My father returned from his visit to the client looking dejected and not in the mood for conversation. He got dinner ready while I set the table, without even asking after Fermin or how the day had gone in the bookshop. We stared at our plates during the meal, hiding behind the chatter of the news on the radio. My father hardly ate. He just stirred the watery, tasteless soup with his spoon, as if he were looking for gold in the bottom.
'You haven't touched your food,' I said.
My father shrugged his shoulders. The radio continued to bombard us with nonsense. My father got up and turned it off.
'What did the letter from the army say?' he asked finally.
'I have to join up in two month's time.’
His face seemed to age by ten years.
'Barcelo says he'll try to pull some strings so that I can be transferred to the Military Government in Barcelona, after the initial training. I'll even be able to come home to sleep,' I added.

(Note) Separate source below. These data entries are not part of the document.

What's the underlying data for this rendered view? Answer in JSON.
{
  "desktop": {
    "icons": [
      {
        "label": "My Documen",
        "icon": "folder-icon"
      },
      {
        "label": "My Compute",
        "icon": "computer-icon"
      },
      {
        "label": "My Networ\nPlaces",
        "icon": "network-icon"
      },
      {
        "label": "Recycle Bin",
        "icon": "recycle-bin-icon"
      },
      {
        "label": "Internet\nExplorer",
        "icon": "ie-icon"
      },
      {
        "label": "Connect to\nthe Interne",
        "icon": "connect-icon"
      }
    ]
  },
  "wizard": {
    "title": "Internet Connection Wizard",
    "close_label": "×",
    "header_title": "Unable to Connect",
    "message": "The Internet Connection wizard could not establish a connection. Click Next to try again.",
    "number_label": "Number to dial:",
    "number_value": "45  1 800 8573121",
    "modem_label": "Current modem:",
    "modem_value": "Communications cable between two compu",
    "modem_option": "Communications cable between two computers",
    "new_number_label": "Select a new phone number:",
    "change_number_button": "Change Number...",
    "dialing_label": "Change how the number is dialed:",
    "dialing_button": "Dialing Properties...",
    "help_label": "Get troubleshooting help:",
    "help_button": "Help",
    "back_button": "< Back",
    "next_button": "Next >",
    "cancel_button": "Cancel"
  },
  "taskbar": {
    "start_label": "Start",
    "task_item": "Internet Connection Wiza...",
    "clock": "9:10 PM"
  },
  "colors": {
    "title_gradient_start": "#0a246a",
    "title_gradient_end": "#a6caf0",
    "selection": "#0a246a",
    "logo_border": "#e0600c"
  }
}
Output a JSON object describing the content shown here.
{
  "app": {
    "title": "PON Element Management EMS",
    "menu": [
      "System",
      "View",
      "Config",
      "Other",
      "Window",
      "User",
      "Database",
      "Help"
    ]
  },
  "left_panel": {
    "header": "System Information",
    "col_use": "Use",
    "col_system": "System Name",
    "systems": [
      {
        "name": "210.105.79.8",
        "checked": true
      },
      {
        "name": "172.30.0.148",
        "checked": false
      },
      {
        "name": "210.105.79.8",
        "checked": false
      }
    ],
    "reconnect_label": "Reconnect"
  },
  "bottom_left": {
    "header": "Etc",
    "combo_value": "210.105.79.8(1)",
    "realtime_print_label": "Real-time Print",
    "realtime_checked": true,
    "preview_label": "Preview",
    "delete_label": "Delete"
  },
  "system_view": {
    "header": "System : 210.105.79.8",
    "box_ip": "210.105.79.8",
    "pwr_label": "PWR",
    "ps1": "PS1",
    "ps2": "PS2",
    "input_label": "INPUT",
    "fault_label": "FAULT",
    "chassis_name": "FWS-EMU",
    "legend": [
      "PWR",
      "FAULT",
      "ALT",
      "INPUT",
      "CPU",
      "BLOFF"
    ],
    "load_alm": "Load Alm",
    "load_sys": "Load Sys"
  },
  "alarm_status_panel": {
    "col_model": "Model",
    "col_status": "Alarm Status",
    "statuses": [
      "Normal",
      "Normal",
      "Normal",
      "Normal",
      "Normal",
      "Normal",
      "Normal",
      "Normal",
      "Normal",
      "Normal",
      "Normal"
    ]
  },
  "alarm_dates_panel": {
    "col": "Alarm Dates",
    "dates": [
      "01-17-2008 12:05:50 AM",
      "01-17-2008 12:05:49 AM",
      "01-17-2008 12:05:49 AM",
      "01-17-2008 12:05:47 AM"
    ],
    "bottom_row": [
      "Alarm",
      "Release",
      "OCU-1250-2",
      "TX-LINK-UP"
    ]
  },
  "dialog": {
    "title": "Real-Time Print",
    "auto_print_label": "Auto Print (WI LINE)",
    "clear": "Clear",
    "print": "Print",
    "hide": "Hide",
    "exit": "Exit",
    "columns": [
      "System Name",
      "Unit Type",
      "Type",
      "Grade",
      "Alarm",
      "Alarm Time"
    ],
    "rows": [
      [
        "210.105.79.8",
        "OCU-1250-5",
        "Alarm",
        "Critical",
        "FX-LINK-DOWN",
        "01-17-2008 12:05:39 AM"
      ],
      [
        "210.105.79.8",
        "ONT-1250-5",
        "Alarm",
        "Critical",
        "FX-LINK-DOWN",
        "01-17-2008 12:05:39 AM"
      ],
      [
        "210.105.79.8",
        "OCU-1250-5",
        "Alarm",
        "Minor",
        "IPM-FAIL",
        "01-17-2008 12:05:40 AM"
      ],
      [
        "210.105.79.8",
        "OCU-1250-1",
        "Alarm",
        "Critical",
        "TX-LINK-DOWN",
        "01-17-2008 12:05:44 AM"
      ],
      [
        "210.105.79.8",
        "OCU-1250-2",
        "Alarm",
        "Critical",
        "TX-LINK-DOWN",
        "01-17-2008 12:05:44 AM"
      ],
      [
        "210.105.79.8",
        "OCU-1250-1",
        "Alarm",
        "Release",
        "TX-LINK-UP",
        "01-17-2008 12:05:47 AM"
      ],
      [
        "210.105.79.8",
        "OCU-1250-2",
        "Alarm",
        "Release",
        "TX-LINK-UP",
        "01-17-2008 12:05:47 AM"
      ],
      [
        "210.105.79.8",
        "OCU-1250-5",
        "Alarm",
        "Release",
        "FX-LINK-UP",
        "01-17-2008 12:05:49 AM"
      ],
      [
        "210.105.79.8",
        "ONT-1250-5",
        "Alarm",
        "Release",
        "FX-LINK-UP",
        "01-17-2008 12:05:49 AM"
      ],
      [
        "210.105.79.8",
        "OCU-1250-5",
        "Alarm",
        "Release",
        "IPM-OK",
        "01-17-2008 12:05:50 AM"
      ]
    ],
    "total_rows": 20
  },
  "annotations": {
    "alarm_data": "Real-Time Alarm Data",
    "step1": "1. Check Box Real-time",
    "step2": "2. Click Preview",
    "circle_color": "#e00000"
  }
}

My father replied with an anaemic nod. I found it painful to hold his gaze, so I got up to clear the table. My father remained seated, his eyes lost and his hands clasped under his chin. I was about to wash up the dishes when I heard footsteps pounding up the stairs. Firm, hurried footsteps that spoke a terrible warning. I looked up and exchanged glances with my father. The footsteps stopped on our landing. My father stood up, looking anxious. A second later we heard banging on the door and a furious booming voice that sounded vaguely familiar.